Holmeyoung / crnn-pytorch

Pytorch implementation of CRNN (CNN + RNN + CTCLoss) for all language OCR.
MIT License
378 stars 105 forks source link

Output indicates "PAD" char for all columns #59

Open SriramPingali opened 4 years ago

SriramPingali commented 4 years ago

Thanks for the Code!

I was using the model for a custom dataset (IAM Dataset for Hand written texts), and therefore wrote a custom Dataset class for train_loader which gives a 32 128 3 (H W D) image and a string. I also used a custom function for doing one hot encoding for the labels.

Although I notice that the output from the CRNN model is always a tensor full of zeroes (the PAD character from my letter dictionary)

Please Help me out here!

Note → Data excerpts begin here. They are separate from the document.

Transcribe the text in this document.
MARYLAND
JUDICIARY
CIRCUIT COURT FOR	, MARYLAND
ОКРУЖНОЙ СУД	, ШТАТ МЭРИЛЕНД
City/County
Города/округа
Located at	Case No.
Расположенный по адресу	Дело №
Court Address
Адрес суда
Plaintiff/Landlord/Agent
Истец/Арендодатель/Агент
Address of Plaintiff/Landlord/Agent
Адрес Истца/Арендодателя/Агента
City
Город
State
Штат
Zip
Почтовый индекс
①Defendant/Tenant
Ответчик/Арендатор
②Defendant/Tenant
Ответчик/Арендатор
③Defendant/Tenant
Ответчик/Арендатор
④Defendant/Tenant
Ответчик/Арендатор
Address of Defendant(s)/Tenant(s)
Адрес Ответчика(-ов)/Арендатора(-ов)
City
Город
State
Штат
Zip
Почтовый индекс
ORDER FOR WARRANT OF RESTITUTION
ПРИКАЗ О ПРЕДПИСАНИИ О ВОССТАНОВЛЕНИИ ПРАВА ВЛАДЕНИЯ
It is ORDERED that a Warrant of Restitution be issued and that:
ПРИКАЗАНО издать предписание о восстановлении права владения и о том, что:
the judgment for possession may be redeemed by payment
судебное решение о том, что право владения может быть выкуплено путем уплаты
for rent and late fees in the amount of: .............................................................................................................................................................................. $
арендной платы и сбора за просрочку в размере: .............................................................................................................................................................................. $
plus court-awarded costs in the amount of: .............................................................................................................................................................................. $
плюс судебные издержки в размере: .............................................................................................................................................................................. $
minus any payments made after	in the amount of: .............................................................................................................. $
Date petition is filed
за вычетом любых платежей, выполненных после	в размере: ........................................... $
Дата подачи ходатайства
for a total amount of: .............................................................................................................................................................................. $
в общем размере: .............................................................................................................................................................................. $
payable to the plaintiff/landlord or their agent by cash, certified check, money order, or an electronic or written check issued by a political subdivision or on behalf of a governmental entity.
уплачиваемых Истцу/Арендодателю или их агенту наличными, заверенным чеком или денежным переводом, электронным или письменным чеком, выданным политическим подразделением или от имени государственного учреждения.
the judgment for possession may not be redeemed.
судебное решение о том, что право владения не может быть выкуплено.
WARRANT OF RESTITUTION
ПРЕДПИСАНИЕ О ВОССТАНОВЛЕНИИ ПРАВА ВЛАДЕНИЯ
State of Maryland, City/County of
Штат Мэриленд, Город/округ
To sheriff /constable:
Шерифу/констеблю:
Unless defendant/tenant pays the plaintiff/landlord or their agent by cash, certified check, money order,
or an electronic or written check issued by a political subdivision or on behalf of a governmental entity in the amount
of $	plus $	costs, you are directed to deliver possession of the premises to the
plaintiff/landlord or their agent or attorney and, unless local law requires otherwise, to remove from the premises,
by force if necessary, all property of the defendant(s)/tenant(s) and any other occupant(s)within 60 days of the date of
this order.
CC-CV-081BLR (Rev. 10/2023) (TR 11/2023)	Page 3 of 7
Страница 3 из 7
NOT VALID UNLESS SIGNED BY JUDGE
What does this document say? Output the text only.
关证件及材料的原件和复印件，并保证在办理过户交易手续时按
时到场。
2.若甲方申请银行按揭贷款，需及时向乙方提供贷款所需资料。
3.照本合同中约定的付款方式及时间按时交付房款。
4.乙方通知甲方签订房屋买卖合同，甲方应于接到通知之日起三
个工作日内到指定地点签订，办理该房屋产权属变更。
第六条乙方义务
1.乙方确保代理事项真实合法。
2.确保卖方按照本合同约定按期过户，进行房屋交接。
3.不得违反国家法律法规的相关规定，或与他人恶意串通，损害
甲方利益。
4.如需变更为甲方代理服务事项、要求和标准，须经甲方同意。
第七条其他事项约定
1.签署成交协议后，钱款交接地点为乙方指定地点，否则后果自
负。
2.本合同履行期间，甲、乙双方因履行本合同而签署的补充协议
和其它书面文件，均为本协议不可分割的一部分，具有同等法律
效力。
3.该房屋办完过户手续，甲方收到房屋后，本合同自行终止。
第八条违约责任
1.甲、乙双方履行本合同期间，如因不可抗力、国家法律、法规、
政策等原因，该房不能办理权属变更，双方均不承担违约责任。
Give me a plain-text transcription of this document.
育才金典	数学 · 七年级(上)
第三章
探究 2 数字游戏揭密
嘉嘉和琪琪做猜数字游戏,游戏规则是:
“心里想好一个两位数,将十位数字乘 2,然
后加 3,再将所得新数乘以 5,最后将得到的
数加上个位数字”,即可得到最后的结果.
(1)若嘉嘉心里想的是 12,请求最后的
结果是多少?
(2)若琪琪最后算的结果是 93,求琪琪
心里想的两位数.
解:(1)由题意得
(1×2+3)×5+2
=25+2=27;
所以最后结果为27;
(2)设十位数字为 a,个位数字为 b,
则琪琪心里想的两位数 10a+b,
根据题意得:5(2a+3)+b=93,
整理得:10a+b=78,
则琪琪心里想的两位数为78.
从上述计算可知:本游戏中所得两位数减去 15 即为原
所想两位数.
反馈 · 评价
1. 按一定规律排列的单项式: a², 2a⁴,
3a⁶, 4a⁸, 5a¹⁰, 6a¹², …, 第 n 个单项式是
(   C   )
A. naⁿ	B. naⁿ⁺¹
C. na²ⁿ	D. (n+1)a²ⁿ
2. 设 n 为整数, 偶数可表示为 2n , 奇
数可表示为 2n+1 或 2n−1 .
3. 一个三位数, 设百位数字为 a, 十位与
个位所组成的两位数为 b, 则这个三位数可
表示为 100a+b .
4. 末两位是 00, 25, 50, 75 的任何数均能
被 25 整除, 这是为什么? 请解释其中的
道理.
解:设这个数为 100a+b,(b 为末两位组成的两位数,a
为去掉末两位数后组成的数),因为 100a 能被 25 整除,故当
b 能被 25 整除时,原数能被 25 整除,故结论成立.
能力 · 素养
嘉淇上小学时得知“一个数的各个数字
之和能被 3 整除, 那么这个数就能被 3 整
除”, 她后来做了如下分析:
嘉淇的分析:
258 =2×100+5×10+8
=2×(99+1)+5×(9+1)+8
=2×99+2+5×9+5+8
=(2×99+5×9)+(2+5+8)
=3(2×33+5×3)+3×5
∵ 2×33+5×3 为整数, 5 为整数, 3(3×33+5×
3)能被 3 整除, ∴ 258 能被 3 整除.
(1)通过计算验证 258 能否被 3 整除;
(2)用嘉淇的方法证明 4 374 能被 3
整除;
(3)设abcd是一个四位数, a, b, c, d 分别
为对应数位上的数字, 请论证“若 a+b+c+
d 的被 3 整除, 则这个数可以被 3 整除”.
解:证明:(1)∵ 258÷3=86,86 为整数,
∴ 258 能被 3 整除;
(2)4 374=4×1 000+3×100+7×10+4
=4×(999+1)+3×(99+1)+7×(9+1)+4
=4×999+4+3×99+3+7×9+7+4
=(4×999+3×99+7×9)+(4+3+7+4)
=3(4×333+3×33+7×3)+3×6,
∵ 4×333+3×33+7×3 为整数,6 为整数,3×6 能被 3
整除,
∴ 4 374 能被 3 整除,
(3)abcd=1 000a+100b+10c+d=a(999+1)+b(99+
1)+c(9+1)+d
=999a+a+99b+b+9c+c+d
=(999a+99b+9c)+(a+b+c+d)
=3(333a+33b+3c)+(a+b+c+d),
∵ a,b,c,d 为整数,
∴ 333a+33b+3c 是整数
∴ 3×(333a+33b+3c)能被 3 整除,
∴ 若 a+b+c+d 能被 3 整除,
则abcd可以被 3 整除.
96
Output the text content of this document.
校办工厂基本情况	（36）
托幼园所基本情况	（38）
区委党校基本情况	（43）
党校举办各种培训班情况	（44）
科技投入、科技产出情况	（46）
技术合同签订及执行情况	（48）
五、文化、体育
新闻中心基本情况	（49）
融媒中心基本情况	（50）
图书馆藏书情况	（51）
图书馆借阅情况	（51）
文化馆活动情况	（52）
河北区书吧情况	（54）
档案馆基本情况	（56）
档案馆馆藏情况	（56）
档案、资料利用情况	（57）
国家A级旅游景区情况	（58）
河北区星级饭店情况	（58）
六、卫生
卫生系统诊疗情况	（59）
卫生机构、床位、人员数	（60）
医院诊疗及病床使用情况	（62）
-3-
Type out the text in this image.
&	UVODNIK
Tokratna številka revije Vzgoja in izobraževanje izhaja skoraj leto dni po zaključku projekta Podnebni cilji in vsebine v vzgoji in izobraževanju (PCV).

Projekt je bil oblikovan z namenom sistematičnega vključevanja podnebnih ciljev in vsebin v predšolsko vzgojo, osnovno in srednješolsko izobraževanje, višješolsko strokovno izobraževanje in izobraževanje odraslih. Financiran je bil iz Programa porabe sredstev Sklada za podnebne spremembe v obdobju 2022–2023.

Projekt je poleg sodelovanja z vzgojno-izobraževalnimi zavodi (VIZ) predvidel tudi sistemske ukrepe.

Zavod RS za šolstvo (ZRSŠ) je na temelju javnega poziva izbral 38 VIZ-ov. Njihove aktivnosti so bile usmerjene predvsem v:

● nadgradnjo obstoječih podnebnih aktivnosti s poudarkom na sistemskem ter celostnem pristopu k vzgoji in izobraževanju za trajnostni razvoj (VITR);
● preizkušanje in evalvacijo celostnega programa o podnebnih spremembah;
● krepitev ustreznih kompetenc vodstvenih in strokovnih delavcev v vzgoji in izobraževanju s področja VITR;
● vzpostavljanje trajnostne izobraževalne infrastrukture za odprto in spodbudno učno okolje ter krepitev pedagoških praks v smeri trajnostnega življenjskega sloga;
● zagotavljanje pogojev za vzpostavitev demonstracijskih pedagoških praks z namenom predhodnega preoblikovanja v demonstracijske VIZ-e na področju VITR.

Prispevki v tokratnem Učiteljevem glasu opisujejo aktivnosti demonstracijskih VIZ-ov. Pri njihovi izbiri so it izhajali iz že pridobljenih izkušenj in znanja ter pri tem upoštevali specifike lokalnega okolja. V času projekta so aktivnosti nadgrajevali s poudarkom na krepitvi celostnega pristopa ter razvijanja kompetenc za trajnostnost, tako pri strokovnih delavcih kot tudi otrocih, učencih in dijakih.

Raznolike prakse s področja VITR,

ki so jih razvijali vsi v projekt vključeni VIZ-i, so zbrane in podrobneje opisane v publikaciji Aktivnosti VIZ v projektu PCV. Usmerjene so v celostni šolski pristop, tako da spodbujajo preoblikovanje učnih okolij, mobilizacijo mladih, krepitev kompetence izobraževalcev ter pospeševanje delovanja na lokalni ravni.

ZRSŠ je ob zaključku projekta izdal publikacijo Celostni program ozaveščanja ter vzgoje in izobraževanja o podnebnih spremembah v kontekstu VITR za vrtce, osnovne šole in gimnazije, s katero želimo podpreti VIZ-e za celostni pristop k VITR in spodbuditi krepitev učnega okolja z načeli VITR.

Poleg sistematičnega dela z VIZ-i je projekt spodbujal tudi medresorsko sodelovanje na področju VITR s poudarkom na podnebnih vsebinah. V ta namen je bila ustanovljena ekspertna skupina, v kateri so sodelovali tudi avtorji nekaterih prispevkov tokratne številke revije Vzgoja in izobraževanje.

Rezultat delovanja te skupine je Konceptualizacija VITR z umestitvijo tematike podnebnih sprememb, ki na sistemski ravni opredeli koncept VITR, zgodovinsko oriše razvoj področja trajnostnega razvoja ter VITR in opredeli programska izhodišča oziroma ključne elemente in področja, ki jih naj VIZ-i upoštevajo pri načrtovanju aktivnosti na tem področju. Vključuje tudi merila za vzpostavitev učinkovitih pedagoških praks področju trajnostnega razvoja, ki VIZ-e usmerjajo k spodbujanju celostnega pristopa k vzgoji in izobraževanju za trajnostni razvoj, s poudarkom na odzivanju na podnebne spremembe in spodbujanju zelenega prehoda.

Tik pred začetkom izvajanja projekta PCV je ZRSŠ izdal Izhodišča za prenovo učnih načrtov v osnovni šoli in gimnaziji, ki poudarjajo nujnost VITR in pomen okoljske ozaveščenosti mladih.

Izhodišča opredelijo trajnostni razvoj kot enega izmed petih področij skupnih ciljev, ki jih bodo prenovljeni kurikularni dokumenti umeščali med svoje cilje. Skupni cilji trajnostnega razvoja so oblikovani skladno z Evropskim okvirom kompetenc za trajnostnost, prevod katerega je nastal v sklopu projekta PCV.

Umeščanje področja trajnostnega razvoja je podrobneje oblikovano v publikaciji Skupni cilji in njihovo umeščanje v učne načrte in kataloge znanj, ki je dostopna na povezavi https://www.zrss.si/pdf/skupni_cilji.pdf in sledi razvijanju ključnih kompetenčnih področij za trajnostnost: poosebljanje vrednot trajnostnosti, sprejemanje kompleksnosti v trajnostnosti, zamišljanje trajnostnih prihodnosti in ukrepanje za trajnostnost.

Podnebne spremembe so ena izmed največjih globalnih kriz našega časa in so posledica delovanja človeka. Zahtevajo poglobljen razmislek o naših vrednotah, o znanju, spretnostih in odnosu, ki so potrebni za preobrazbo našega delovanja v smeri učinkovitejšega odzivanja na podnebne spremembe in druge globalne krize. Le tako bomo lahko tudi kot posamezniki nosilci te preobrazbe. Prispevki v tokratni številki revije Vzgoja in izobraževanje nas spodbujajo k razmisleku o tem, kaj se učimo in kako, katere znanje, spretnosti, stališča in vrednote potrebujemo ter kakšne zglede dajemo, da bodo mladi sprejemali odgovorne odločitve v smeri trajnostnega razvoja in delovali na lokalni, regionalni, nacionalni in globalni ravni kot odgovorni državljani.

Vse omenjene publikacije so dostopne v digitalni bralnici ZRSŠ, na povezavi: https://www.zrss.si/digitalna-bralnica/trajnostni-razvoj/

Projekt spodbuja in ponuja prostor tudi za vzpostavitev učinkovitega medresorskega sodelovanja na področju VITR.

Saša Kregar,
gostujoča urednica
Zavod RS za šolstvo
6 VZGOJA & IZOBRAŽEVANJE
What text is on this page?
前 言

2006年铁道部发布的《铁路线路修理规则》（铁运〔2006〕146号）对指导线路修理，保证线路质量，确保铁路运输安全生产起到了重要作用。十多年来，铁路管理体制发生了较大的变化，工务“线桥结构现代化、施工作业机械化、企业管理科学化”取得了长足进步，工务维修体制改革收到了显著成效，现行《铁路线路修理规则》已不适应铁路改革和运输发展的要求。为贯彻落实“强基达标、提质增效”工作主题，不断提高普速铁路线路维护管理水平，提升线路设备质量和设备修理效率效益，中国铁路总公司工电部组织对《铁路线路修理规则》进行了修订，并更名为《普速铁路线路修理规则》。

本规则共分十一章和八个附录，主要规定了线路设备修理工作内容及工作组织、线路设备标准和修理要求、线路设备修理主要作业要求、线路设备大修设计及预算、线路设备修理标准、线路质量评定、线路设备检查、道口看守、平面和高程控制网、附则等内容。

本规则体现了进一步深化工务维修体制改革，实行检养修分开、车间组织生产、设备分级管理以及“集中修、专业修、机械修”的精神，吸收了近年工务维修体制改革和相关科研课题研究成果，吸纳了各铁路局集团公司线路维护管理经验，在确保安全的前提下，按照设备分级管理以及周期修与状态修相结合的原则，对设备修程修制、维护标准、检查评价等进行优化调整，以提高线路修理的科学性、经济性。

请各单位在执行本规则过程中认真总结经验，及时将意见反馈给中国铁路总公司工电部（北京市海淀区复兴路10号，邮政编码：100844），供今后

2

Thanks in advance!! `class dataset(Dataset):

def __init__(self, image_root, label_root, img_x, img_y):
    """Init function should not do any heavy lifting, but
        must initialize how many items are available in this data set.
    """
    self.images_path = image_root
    self.labels_path = label_root
    self.data_len = 0
    self.images = []
    self.labels = open(self.labels_path, "r").readlines()
    self.transform = transforms.Compose([
        transforms.Resize((img_x, img_y)),  
        transforms.ToTensor(),
        transforms.Normalize((0.5, 0.5, 0.5), (0.5, 0.5, 0.5))])

    for root, dirs, files in os.walk(self.images_path):
        for file in files:
            if file.endswith('.png'):
                self.data_len += 1
                temp = file.split("-")
                self.images.append(self.images_path + temp[0] + '/' + temp[0] + "-" + temp[1] + "/" + file)

def __len__(self):
    """return number of points in our dataset"""
    return(self.data_len)

def __getitem__(self, idx):
    """ Here we have to return the item requested by `idx`
        The PyTorch DataLoader class will use this method to make an iterable for
        our training or validation loop.
    """
    img = self.images[idx]
    label = self.labels[idx]
    img = Image.open(img)
    img = img.convert('RGB')
    img = self.transform(img)
    return(img, label[:-1])`

`def word_rep(word, letter2index, max_out_chars, device = 'cpu'):

rep = torch.zeros(max_out_chars).to(device)
if max_out_chars < len(word) + 1:
    for i in range(max_out_chars):
        pos = letter2index[word[i]]
        rep[i] = pos
    return(rep ,max_out_chars)

for letter_index, letter in enumerate(word):
    pos = letter2index[letter]
    rep[letter_index] = pos

pad_pos = letter2index[pad_char]
rep[letter_index+1] = pad_pos
return(rep, len(word))`
Holmeyoung commented 4 years ago

Hi, i have already writen a demo.py for you to test and train.py for you to train.

SriramPingali commented 4 years ago

Hey @holmeyoung.. I am using the train.py you've written. Although, I wanted to train the model on a custom dataset. Therfore I did the above changes for the dataset class. It is working as expected but the training isn't giving fruitful results.

Holmeyoung commented 4 years ago

Hi, i know you are training it on a custom dataset, but you'd better make you data into lmdb and train with lmdb. My code is based on it. There is a create_dataset.py in tool folder.